This is the second of three posts on Christmas history that is copied from Focus On The Family in the Pastor To Pastor series, tape number 26. The title of the tape is “Christmas Then & Now: Holiday History.” The link to part one is at the end of this post.
In 1659 a decree was issued that formally banned the observance of Christmas with the penalty of five shillings.
In 1706 a Puritan mob broke windows in the Kings Chapel in Boston because Anglican worshippers were holding Christmas services.
On Christmas day in 1712 minister Cotton Mather lashed out at his congregation saying, “Can you in your conscious think that our Holy Savior by mad mirth, by long eating, by hard drinking, and by lewd gaming? If you will yet go on and do such things, I forewarn you that the burning wrath of God will break forth among you.”
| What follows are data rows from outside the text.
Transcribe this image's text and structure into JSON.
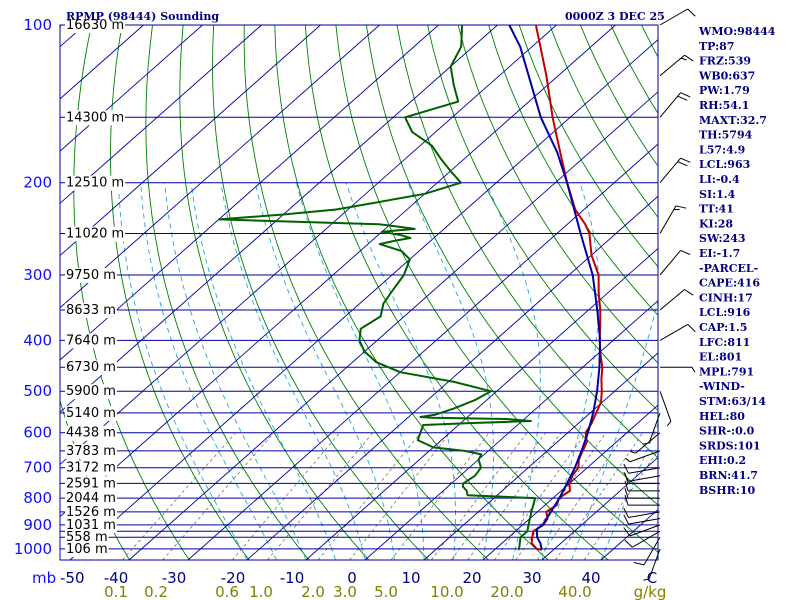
{
  "header": {
    "station": "RPMP (98444) Sounding",
    "time": "0000Z  3 DEC 25"
  },
  "chart_data": {
    "type": "line",
    "title": "RPMP (98444) Sounding",
    "xlabel": "",
    "ylabel": "mb",
    "xlim": [
      -50,
      50
    ],
    "ylim": [
      1050,
      100
    ],
    "pressure_labels": [
      "100",
      "200",
      "300",
      "400",
      "500",
      "600",
      "700",
      "800",
      "900",
      "1000"
    ],
    "pressure_levels": [
      100,
      150,
      200,
      250,
      300,
      350,
      400,
      450,
      500,
      550,
      600,
      650,
      700,
      750,
      800,
      850,
      900,
      925,
      950,
      1000
    ],
    "height_labels": [
      {
        "p": 100,
        "label": "16630 m"
      },
      {
        "p": 150,
        "label": "14300 m"
      },
      {
        "p": 200,
        "label": "12510 m"
      },
      {
        "p": 250,
        "label": "11020 m"
      },
      {
        "p": 300,
        "label": "9750 m"
      },
      {
        "p": 350,
        "label": "8633 m"
      },
      {
        "p": 400,
        "label": "7640 m"
      },
      {
        "p": 450,
        "label": "6730 m"
      },
      {
        "p": 500,
        "label": "5900 m"
      },
      {
        "p": 550,
        "label": "5140 m"
      },
      {
        "p": 600,
        "label": "4438 m"
      },
      {
        "p": 650,
        "label": "3783 m"
      },
      {
        "p": 700,
        "label": "3172 m"
      },
      {
        "p": 750,
        "label": "2591 m"
      },
      {
        "p": 800,
        "label": "2044 m"
      },
      {
        "p": 850,
        "label": "1526 m"
      },
      {
        "p": 900,
        "label": "1031 m"
      },
      {
        "p": 950,
        "label": "558 m"
      },
      {
        "p": 1000,
        "label": "106 m"
      }
    ],
    "temp_ticks": [
      "-50",
      "-40",
      "-30",
      "-20",
      "-10",
      "0",
      "10",
      "20",
      "30",
      "40",
      "C"
    ],
    "mixing_ratio_ticks": [
      "0.1",
      "0.2",
      "0.6",
      "1.0",
      "2.0",
      "3.0",
      "5.0",
      "10.0",
      "20.0",
      "40.0",
      "g/kg"
    ],
    "series": [
      {
        "kind": "temperature",
        "color": "#c00000",
        "points": [
          [
            1004,
            28
          ],
          [
            1000,
            27
          ],
          [
            975,
            25
          ],
          [
            950,
            24
          ],
          [
            925,
            23
          ],
          [
            900,
            23.5
          ],
          [
            875,
            23
          ],
          [
            850,
            21.5
          ],
          [
            825,
            22
          ],
          [
            800,
            21
          ],
          [
            775,
            21.5
          ],
          [
            750,
            20
          ],
          [
            725,
            19
          ],
          [
            700,
            18.5
          ],
          [
            675,
            17
          ],
          [
            650,
            16
          ],
          [
            625,
            15
          ],
          [
            600,
            13
          ],
          [
            575,
            12.2
          ],
          [
            550,
            11
          ],
          [
            525,
            9.8
          ],
          [
            500,
            7.8
          ],
          [
            475,
            5.5
          ],
          [
            450,
            3.3
          ],
          [
            425,
            0.5
          ],
          [
            400,
            -2.3
          ],
          [
            375,
            -5
          ],
          [
            350,
            -8
          ],
          [
            325,
            -11.5
          ],
          [
            300,
            -15
          ],
          [
            275,
            -20
          ],
          [
            250,
            -24.5
          ],
          [
            240,
            -27
          ],
          [
            225,
            -31.5
          ],
          [
            200,
            -38
          ],
          [
            175,
            -45
          ],
          [
            150,
            -53
          ],
          [
            125,
            -62
          ],
          [
            100,
            -73.5
          ],
          [
            95,
            -75
          ],
          [
            90,
            -76
          ],
          [
            85,
            -78
          ]
        ]
      },
      {
        "kind": "dewpoint",
        "color": "#006000",
        "points": [
          [
            1004,
            24
          ],
          [
            1000,
            24
          ],
          [
            950,
            22
          ],
          [
            925,
            22
          ],
          [
            900,
            21
          ],
          [
            850,
            19
          ],
          [
            825,
            18
          ],
          [
            800,
            17
          ],
          [
            790,
            5
          ],
          [
            775,
            4
          ],
          [
            760,
            2.5
          ],
          [
            750,
            2
          ],
          [
            725,
            2.5
          ],
          [
            700,
            2
          ],
          [
            675,
            0
          ],
          [
            660,
            -0.5
          ],
          [
            650,
            -4
          ],
          [
            640,
            -10
          ],
          [
            620,
            -14
          ],
          [
            600,
            -15
          ],
          [
            580,
            -16
          ],
          [
            575,
            -8
          ],
          [
            572,
            -2
          ],
          [
            570,
            1.5
          ],
          [
            565,
            -3
          ],
          [
            562,
            -16
          ],
          [
            560,
            -18
          ],
          [
            555,
            -16
          ],
          [
            540,
            -14
          ],
          [
            520,
            -12
          ],
          [
            500,
            -11
          ],
          [
            480,
            -19
          ],
          [
            460,
            -30
          ],
          [
            440,
            -36
          ],
          [
            420,
            -40
          ],
          [
            400,
            -43
          ],
          [
            380,
            -45
          ],
          [
            360,
            -44
          ],
          [
            340,
            -46
          ],
          [
            320,
            -47
          ],
          [
            300,
            -48
          ],
          [
            280,
            -50
          ],
          [
            270,
            -53
          ],
          [
            262,
            -58
          ],
          [
            258,
            -56
          ],
          [
            255,
            -54
          ],
          [
            252,
            -56
          ],
          [
            248,
            -60
          ],
          [
            245,
            -55
          ],
          [
            242,
            -59
          ],
          [
            240,
            -62
          ],
          [
            235,
            -90
          ],
          [
            230,
            -80
          ],
          [
            225,
            -72
          ],
          [
            220,
            -68
          ],
          [
            210,
            -60
          ],
          [
            200,
            -56
          ],
          [
            190,
            -60
          ],
          [
            180,
            -64
          ],
          [
            170,
            -68
          ],
          [
            160,
            -74
          ],
          [
            150,
            -78
          ],
          [
            140,
            -72
          ],
          [
            130,
            -76
          ],
          [
            120,
            -80
          ],
          [
            110,
            -82
          ],
          [
            100,
            -86
          ],
          [
            90,
            -90
          ],
          [
            85,
            -92
          ]
        ]
      },
      {
        "kind": "parcel",
        "color": "#0000a0",
        "points": [
          [
            1004,
            28
          ],
          [
            975,
            26.5
          ],
          [
            950,
            24.8
          ],
          [
            916,
            23.2
          ],
          [
            900,
            23.4
          ],
          [
            850,
            22.3
          ],
          [
            800,
            21.1
          ],
          [
            750,
            19.6
          ],
          [
            700,
            17.9
          ],
          [
            650,
            15.8
          ],
          [
            600,
            13.4
          ],
          [
            550,
            10.5
          ],
          [
            500,
            7
          ],
          [
            450,
            2.8
          ],
          [
            400,
            -2.2
          ],
          [
            350,
            -8.5
          ],
          [
            300,
            -16
          ],
          [
            250,
            -26
          ],
          [
            200,
            -38
          ],
          [
            175,
            -45.5
          ],
          [
            150,
            -55
          ],
          [
            125,
            -65
          ],
          [
            110,
            -72
          ],
          [
            100,
            -78
          ],
          [
            90,
            -84
          ]
        ]
      }
    ],
    "wind_barbs": [
      {
        "p": 1000,
        "dir": 200,
        "spd": 5
      },
      {
        "p": 950,
        "dir": 210,
        "spd": 10
      },
      {
        "p": 925,
        "dir": 240,
        "spd": 10
      },
      {
        "p": 900,
        "dir": 250,
        "spd": 10
      },
      {
        "p": 875,
        "dir": 260,
        "spd": 10
      },
      {
        "p": 850,
        "dir": 260,
        "spd": 10
      },
      {
        "p": 825,
        "dir": 270,
        "spd": 10
      },
      {
        "p": 800,
        "dir": 270,
        "spd": 10
      },
      {
        "p": 775,
        "dir": 270,
        "spd": 10
      },
      {
        "p": 750,
        "dir": 270,
        "spd": 10
      },
      {
        "p": 725,
        "dir": 260,
        "spd": 10
      },
      {
        "p": 700,
        "dir": 260,
        "spd": 10
      },
      {
        "p": 650,
        "dir": 250,
        "spd": 5
      },
      {
        "p": 600,
        "dir": 230,
        "spd": 5
      },
      {
        "p": 550,
        "dir": 200,
        "spd": 5
      },
      {
        "p": 500,
        "dir": 160,
        "spd": 5
      },
      {
        "p": 450,
        "dir": 90,
        "spd": 5
      },
      {
        "p": 400,
        "dir": 60,
        "spd": 10
      },
      {
        "p": 350,
        "dir": 50,
        "spd": 10
      },
      {
        "p": 300,
        "dir": 40,
        "spd": 10
      },
      {
        "p": 250,
        "dir": 30,
        "spd": 15
      },
      {
        "p": 200,
        "dir": 40,
        "spd": 20
      },
      {
        "p": 150,
        "dir": 40,
        "spd": 20
      },
      {
        "p": 125,
        "dir": 50,
        "spd": 15
      },
      {
        "p": 100,
        "dir": 60,
        "spd": 10
      }
    ]
  },
  "indices": [
    "WMO:98444",
    "TP:87",
    "FRZ:539",
    "WB0:637",
    "PW:1.79",
    "RH:54.1",
    "MAXT:32.7",
    "TH:5794",
    "L57:4.9",
    "LCL:963",
    "LI:-0.4",
    "SI:1.4",
    "TT:41",
    "KI:28",
    "SW:243",
    "EI:-1.7",
    "-PARCEL-",
    "CAPE:416",
    "CINH:17",
    "LCL:916",
    "CAP:1.5",
    "LFC:811",
    "EL:801",
    "MPL:791",
    "-WIND-",
    "STM:63/14",
    "HEL:80",
    "SHR-:0.0",
    "SRDS:101",
    "EHI:0.2",
    "BRN:41.7",
    "BSHR:10"
  ],
  "colors": {
    "isobar": "#0000a0",
    "isotherm": "#0000a0",
    "dry_adiabat": "#008000",
    "moist_adiabat": "#1fa8e0",
    "mixing_ratio": "#808000",
    "header": "#000080"
  }
}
In 1739 the Great Awakening began, but did not help the pro-Christmas forces.
In 1741 George Fredrick Handle composed the Messiah in three and one half weeks.
In 1742 Handle conducted the first public performance of the music without which no modern Christmas would seem complete.
A public performance of the Messiah was heard in New York City at a sacred music concert in 1770.
In 1776 the men and women of early colonial America kept the Christmas spirit alive often under the most difficult circumstances. The desperate soldiers of the Continental Army, led by General George Washington, spent their Christmas eve preparing a blow for liberty that saved the young nation. When they crossed the Delaware River and took the British enemy by surprise it was an important turning point in the American Revolution.
Around the year 1800 New York’s Anglican Churches began decorating with evergreen bushes on Christmas day.
In 1812 the Quaker Newspaper chastised the Pennsylvania Legislature for adjourning for a two week holiday for Christmas. It claimed that they were wasting the taxpayers money to draw $3.00 a day for eating Christmas pies.
The Christmas tree and it’s many decorations received it’s first mention in the new world in 1821 in a Pennsylvania diary
In 1827 Bishop Chase of Massachusetts lamented, “The Devil has stolen from us Christmas and converted it into a day of worldly festivities, shooting, and swearing.”
In 1838 the Poinsettia was adopted as the Christmas flower. At least as early as the 1700’s Mexicans called the plant “Flower of the Blessed Night” because of it’s resemblance to the star of Bethlehem. This is the first association between the plant and Christmas. Dr. Joel Roberts Poinsett, the first U.S. Ambassador to Mexico, brought the plant into the states where it was renamed in his honor. By the time of his death in 1851, the Poinsettia’s flaming red color had already established it’s Christmas association.
In 1836 Alabama was the first state in the Union to take official notice of Christmas and it was not until 1890 that the Oklahoma Territory followed suit.
In 1840 the Great Revival had been going on for years, but it did not help Christmas.